While we had a great time "playing at Holi" with our fellow tour group members, we weren't satisfied to have the segregated experience, and our group made the long walk into the center of town to see the real thing in action.  The first thing I noticed was that all the local women and children were safely in or just outside their homes - from a local perspective, this was a male-only celebration.  The only women walking around were westerners.  So this is my disclaimer:  I would definitely not recommend participating in Holi in India as a solo female.  Be absolutely certain that you have at least a small group and at least some men with you.  We did unfortunately see one young woman who was by herself who had been molested by a crowd of men.  Luckily she didn't appear to have been physically hurt, but it was a sobering reality of the festival going on around us.  

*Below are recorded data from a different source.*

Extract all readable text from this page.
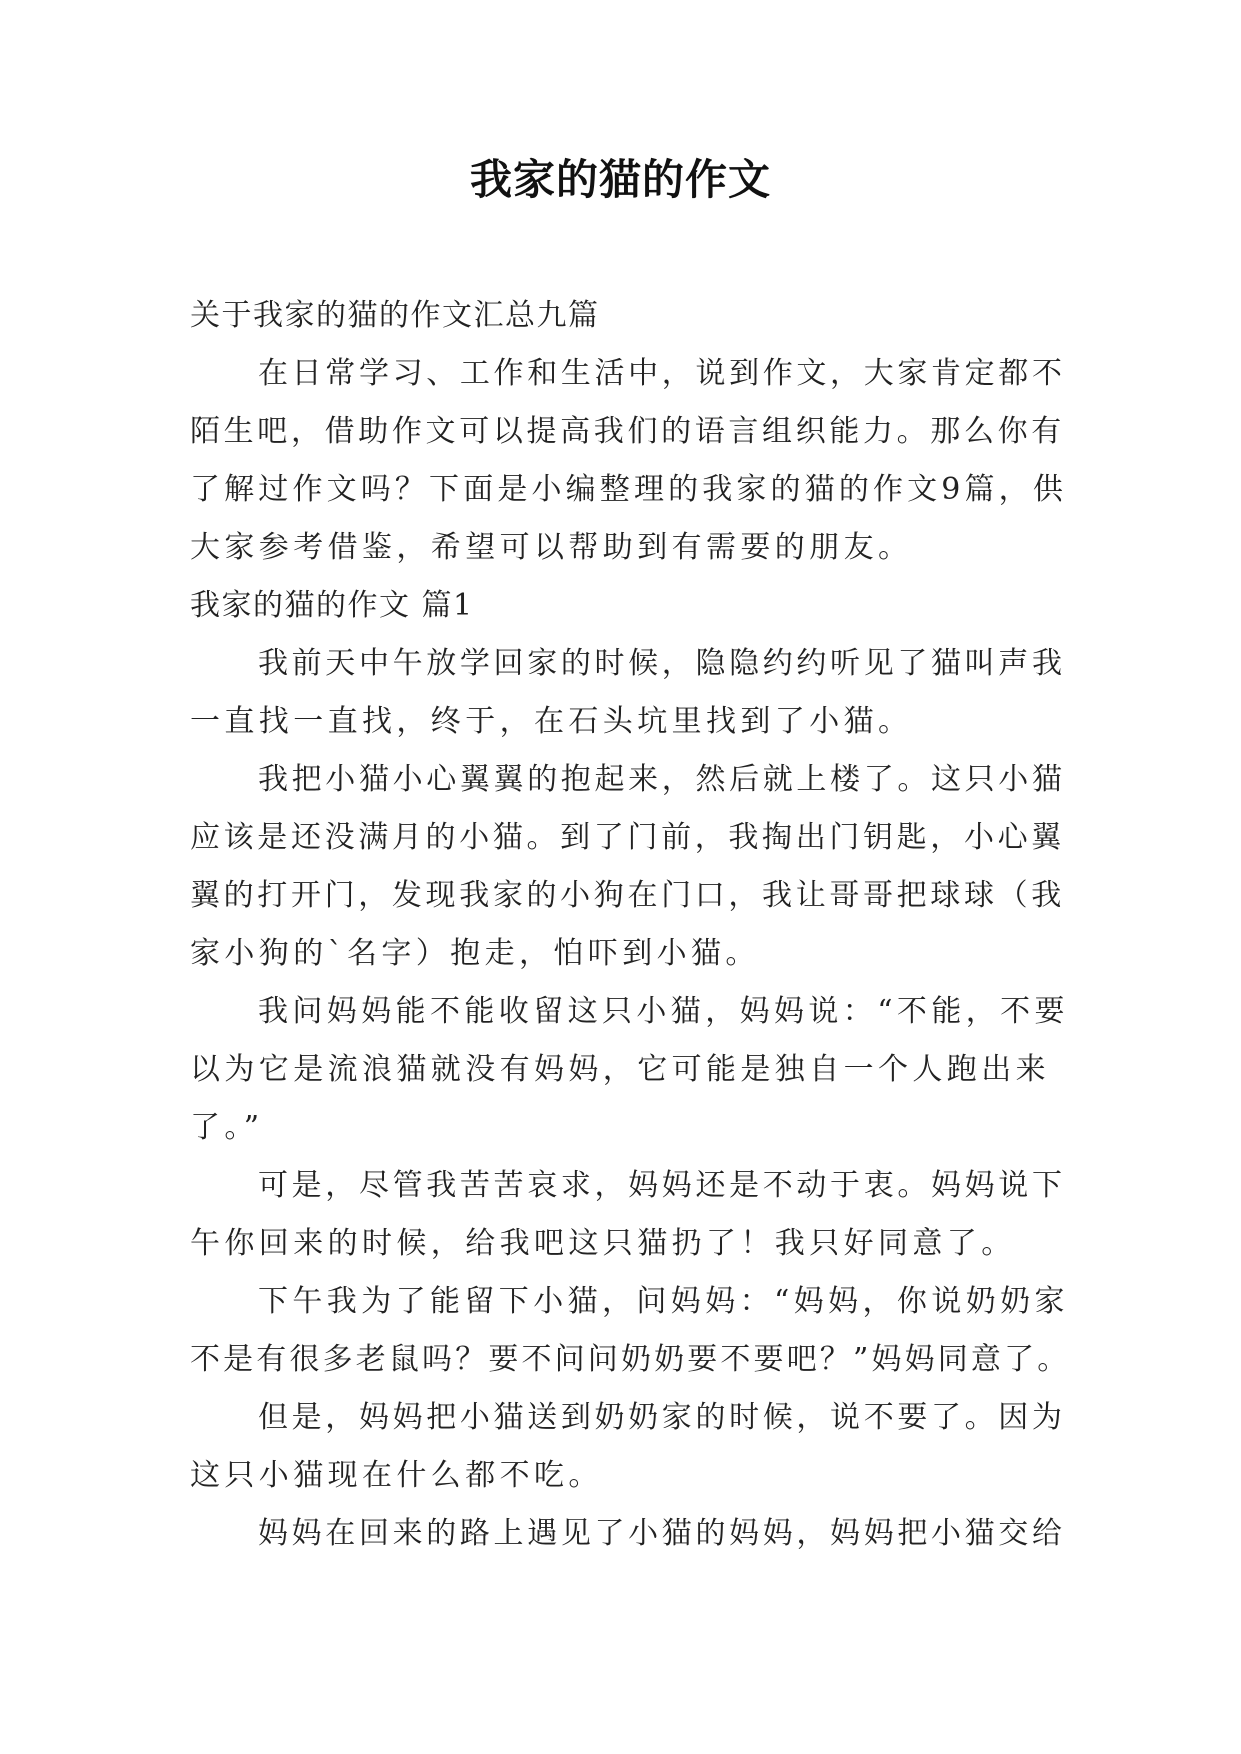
我家的猫的作文
关于我家的猫的作文汇总九篇
在日常学习、工作和生活中，说到作文，大家肯定都不
陌生吧，借助作文可以提高我们的语言组织能力。那么你有
了解过作文吗？下面是小编整理的我家的猫的作文9篇，供
大家参考借鉴，希望可以帮助到有需要的朋友。
我家的猫的作文 篇1
我前天中午放学回家的时候，隐隐约约听见了猫叫声我
一直找一直找，终于，在石头坑里找到了小猫。
我把小猫小心翼翼的抱起来，然后就上楼了。这只小猫
应该是还没满月的小猫。到了门前，我掏出门钥匙，小心翼
翼的打开门，发现我家的小狗在门口，我让哥哥把球球（我
家小狗的`名字）抱走，怕吓到小猫。
我问妈妈能不能收留这只小猫，妈妈说：“不能，不要
以为它是流浪猫就没有妈妈，它可能是独自一个人跑出来
了。”
可是，尽管我苦苦哀求，妈妈还是不动于衷。妈妈说下
午你回来的时候，给我吧这只猫扔了！我只好同意了。
下午我为了能留下小猫，问妈妈：“妈妈，你说奶奶家
不是有很多老鼠吗？要不问问奶奶要不要吧？”妈妈同意了。
但是，妈妈把小猫送到奶奶家的时候，说不要了。因为
这只小猫现在什么都不吃。
妈妈在回来的路上遇见了小猫的妈妈，妈妈把小猫交给
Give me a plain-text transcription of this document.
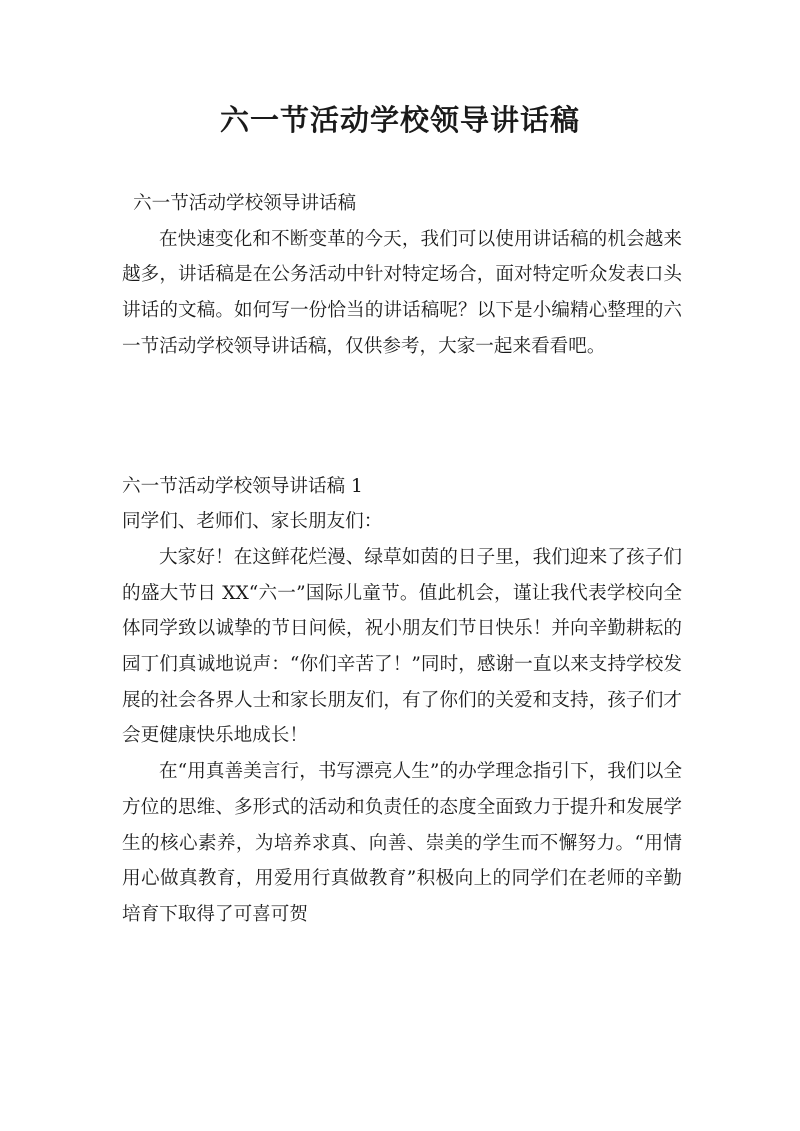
六一节活动学校领导讲话稿

六一节活动学校领导讲话稿

在快速变化和不断变革的今天，我们可以使用讲话稿的机会越来越多，讲话稿是在公务活动中针对特定场合，面对特定听众发表口头讲话的文稿。如何写一份恰当的讲话稿呢？以下是小编精心整理的六一节活动学校领导讲话稿，仅供参考，大家一起来看看吧。

六一节活动学校领导讲话稿 1

同学们、老师们、家长朋友们：

大家好！在这鲜花烂漫、绿草如茵的日子里，我们迎来了孩子们的盛大节日 XX“六一”国际儿童节。值此机会，谨让我代表学校向全体同学致以诚挚的节日问候，祝小朋友们节日快乐！并向辛勤耕耘的园丁们真诚地说声：“你们辛苦了！”同时，感谢一直以来支持学校发展的社会各界人士和家长朋友们，有了你们的关爱和支持，孩子们才会更健康快乐地成长！

在“用真善美言行，书写漂亮人生”的办学理念指引下，我们以全方位的思维、多形式的活动和负责任的态度全面致力于提升和发展学生的核心素养，为培养求真、向善、崇美的学生而不懈努力。“用情用心做真教育，用爱用行真做教育”积极向上的同学们在老师的辛勤培育下取得了可喜可贺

However, as a whole, it was fascinating to see the "real" Holi experience happening around us.  Surprisingly, the main celebration - happening inside a central square - seemed much more like a rage than anything.  Everyone was covered in bright pink and purple paint, jumping and dancing in a mass to blasting house music.  Any men that entered the crowd had their shirts ripped off immediately (thankfully they didn't touch the women), the remnants of fabric tossed onto overhanging power lines.  We wove through the crowd briefly, just to see it, then sat down nearby to have cups of chai, watching the celebration before heading back to rest and get cleaned up.





Another note:  make sure to cover your body and hair in coconut oil before participating in Holi.  We weren't ever given the warning, and many members of our tour group (particularly the women who already color-treated their hair) left India many days later still sporting green and purple hair, and it took me a couple of days and many, many showers to get the dye off my skin!